Nikolai Dahl, in predicting "it will be a masterpiece," has been proven quite right. Of course, the solo part is overwhelming and virtuosic, but that is only the outside. Below that, the piece has much more to offer. For example, the first movement has a classical sonata form, where Rachmaninov has soloist and orchestra move through the exposition-through-reprise in a very surprising way. With which he proved that he was not only a virtuoso pianist, but also a great composer.
American symphony
One of the most famous composers in Europe, Antonín Dvořák came to the United States in 1892 to assume the leadership of the New York Conservatory of Music. Homesickness drove him back to the Czech Republic after a few years, but he did take with him a wealth of musical impressions that he incorporated into his Ninth Symphony aptly titled "From the New World. There is a bit of everything to be heard. Most European still was the "Yankee" folk music, mostly inspired by the folk melodies of England, Scotland and Ireland. But he was also fascinated by the music of the natives. He even owned Theodor Baker's book Über die Musik der Nordamerikanischen Wilden and visited a Buffalo Bill-style show a few times with cowboys and Indians fighting each other. But he was most impressed by the spirituals he came into contact with through some conservatory students. The famous Largo with the alto oboe solo seems to have been inspired by them, so much so that it was later given a tuneful religious text and took on a life of its own as a true Negro spiritual. But whether it is really so American-tinged? Czech musicologists once examined it more closely and suspect that it may have been derived from a Bohemian lullaby. The beloved homeland apparently never lost sight of Dvořák.
Kees Wisse
Fun Facts
Antonín Dvořák (Nelahozeves, Sept. 8, 1841 - Prague, May 1, 1904)

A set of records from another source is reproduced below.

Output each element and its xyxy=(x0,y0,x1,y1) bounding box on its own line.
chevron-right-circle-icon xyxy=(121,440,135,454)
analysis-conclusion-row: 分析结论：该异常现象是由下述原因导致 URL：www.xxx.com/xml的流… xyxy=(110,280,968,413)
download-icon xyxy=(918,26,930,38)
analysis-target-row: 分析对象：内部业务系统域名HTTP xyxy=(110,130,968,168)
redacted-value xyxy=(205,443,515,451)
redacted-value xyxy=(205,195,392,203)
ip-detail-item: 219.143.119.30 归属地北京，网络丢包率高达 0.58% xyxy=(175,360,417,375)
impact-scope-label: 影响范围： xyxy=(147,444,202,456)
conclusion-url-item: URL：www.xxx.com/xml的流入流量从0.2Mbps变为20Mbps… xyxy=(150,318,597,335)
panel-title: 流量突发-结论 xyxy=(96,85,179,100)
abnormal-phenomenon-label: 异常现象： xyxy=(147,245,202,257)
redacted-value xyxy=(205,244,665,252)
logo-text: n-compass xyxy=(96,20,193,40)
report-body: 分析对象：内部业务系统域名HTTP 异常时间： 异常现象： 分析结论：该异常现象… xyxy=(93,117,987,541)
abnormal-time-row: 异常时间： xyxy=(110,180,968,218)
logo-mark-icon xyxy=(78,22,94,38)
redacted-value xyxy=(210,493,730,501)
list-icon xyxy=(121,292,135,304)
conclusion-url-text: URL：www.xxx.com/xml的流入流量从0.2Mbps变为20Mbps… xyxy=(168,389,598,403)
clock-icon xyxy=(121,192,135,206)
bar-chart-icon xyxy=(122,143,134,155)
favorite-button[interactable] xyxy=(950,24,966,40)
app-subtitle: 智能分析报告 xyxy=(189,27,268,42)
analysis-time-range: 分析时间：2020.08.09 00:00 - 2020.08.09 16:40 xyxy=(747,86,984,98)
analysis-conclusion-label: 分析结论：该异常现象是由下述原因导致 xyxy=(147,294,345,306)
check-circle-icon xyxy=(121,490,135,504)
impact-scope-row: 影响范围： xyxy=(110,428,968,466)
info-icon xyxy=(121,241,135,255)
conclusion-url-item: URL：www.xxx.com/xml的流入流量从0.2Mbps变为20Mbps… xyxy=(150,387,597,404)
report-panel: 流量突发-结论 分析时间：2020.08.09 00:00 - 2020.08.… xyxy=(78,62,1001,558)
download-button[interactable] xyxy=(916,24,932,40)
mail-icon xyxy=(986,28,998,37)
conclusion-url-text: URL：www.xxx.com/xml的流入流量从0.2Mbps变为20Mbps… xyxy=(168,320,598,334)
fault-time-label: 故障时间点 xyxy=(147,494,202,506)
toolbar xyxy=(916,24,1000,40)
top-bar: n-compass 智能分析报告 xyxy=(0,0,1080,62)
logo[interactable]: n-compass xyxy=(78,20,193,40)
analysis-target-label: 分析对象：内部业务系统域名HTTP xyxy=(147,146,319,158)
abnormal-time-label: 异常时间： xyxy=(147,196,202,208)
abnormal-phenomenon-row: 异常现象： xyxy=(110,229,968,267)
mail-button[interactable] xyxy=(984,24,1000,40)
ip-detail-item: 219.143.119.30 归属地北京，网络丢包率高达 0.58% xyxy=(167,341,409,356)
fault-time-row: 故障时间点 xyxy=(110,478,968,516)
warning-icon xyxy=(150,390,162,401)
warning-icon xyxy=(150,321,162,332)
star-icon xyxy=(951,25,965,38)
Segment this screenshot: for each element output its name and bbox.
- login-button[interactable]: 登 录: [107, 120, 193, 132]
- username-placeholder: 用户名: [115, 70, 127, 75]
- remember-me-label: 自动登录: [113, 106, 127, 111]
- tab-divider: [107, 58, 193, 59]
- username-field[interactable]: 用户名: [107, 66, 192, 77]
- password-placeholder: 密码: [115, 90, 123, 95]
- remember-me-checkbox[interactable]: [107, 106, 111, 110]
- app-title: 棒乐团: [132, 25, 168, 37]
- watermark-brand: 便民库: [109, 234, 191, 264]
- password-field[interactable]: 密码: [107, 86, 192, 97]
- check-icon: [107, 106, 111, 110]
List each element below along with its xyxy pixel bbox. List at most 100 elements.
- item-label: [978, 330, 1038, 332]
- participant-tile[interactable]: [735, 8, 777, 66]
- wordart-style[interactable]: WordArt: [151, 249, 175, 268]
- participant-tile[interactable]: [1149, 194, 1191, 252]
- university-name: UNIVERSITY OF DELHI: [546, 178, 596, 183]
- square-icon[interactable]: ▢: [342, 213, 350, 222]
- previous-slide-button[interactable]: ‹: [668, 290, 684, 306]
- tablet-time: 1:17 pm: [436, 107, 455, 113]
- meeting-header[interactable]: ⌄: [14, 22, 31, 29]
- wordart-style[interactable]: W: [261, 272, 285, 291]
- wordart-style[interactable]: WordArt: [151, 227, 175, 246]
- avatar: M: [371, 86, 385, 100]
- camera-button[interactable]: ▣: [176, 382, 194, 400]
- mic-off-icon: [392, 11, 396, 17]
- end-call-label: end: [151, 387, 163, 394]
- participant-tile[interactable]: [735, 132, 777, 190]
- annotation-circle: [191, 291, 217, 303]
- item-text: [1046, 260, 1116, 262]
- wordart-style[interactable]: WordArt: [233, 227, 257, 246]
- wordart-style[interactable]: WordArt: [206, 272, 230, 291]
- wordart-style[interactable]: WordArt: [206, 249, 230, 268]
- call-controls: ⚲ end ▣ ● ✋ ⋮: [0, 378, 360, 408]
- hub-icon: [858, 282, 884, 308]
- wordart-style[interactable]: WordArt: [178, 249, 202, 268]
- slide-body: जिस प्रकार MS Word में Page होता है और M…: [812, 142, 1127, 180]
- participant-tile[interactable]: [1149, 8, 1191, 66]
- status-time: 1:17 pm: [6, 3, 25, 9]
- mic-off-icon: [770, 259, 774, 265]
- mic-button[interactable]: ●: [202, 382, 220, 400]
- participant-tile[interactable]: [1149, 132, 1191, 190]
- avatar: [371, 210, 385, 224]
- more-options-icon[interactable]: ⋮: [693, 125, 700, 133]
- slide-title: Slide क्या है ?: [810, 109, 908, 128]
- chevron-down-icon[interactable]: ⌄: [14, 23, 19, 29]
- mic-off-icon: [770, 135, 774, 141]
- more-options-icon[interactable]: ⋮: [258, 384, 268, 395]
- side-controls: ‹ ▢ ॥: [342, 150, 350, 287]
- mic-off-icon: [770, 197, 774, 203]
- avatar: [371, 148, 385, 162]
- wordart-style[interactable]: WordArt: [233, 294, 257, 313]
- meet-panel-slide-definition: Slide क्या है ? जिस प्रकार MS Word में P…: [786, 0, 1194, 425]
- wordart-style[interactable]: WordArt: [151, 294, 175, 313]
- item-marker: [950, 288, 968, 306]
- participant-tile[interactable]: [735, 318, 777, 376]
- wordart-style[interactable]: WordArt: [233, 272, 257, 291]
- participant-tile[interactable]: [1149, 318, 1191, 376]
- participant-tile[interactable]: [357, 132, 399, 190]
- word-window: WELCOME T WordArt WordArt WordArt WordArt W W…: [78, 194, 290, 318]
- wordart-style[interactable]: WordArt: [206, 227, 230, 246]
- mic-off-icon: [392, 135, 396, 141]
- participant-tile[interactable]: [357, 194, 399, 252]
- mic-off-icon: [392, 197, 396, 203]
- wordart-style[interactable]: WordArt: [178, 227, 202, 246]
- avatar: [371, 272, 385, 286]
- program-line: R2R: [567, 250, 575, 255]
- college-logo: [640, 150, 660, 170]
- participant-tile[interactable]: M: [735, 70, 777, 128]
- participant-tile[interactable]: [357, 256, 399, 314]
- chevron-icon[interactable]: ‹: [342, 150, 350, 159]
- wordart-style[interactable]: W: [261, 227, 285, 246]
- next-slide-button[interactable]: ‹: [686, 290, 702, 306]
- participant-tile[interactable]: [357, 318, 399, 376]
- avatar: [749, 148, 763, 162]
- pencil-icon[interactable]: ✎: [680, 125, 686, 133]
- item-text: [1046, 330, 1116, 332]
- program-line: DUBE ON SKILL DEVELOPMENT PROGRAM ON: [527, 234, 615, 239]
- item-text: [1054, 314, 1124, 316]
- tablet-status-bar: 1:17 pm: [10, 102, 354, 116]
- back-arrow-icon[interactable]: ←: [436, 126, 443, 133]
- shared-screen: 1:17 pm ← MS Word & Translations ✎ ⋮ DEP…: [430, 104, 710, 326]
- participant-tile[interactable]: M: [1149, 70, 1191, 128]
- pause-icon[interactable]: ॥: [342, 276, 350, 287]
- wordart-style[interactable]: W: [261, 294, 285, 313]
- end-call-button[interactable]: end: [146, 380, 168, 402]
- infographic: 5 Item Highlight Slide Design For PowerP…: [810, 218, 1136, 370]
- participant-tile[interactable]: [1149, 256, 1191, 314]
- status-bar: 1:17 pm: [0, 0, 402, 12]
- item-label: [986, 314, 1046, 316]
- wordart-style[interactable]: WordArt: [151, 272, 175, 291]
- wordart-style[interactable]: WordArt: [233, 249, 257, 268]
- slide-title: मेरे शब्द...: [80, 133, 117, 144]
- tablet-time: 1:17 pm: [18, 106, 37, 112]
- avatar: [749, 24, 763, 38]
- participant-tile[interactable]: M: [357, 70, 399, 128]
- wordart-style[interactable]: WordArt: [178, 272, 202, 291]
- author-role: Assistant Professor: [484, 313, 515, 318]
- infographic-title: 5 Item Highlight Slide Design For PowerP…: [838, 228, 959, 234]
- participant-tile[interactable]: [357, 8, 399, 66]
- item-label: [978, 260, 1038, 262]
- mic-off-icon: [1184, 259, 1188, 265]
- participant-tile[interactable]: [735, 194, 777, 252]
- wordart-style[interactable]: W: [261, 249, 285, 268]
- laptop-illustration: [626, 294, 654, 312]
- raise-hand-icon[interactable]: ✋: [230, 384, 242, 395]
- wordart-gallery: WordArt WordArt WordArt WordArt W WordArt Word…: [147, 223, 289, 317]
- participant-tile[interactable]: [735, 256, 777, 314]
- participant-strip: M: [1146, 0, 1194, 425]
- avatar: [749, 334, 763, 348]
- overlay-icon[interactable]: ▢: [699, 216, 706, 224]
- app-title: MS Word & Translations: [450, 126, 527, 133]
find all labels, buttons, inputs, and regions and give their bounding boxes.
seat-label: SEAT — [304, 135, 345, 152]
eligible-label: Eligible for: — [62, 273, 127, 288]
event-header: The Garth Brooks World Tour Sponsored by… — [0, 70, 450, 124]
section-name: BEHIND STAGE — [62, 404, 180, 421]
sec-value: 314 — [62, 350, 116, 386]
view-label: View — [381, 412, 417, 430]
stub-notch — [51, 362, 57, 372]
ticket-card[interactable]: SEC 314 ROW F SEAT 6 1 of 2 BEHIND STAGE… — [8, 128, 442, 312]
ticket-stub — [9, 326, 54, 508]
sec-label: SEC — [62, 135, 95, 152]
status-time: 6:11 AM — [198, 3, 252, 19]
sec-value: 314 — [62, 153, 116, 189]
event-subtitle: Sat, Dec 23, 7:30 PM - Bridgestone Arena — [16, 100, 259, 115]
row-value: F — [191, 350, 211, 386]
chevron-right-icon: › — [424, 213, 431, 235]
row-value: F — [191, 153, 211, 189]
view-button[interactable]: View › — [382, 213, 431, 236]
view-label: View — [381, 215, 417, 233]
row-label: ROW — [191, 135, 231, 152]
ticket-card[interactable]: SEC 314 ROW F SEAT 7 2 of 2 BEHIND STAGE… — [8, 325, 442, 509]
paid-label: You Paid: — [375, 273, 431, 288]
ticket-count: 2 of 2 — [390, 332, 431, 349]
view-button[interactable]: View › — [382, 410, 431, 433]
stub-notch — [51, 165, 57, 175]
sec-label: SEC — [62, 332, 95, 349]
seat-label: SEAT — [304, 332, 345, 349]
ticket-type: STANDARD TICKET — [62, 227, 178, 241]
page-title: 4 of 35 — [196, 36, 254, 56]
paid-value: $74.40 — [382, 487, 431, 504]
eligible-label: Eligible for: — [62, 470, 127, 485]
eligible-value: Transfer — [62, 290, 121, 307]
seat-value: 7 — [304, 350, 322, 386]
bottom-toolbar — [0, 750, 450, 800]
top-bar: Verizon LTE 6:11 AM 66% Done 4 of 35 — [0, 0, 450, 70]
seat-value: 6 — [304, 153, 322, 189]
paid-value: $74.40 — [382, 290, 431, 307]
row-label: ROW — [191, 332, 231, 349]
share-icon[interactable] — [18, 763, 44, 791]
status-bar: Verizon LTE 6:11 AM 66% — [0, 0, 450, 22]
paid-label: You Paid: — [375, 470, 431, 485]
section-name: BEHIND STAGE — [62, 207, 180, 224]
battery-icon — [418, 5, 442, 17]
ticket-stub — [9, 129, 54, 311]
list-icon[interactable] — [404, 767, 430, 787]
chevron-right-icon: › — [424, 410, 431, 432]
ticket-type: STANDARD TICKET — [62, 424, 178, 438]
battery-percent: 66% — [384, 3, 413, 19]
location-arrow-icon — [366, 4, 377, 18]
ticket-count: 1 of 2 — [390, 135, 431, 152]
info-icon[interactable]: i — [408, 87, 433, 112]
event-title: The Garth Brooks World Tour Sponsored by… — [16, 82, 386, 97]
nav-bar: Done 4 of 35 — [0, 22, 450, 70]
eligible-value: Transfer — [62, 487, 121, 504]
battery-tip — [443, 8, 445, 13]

In his old age, Dvořák became a member of the Austrian Senate. On May 14, 1901, he accepted this honorary job, attended a meeting, took all the pencils from his desk because they were perfect for composing and never showed up again.
Nice to know
Dvorák was a great train enthusiast. He could spend hours at the train station in Prague and knew all the departure times by heart. In the United States, he developed new passions: steamships and pigeons.
One Minute Symphony
Irish composition student Rose Connolly was inspired for her One Minute Symphony by the moments when she flies over Scheveningen to Ireland and vice versa. She experiences homesickness with each trip and this gives her a melancholic feeling. The view of Scheveningen slowly turns into a surreal environment of clouds. This image fascinates her and her feeling of homesickness disappears. She wants to combine the combination of melancholy and the surrealistic clouds in her One Minute Symphony.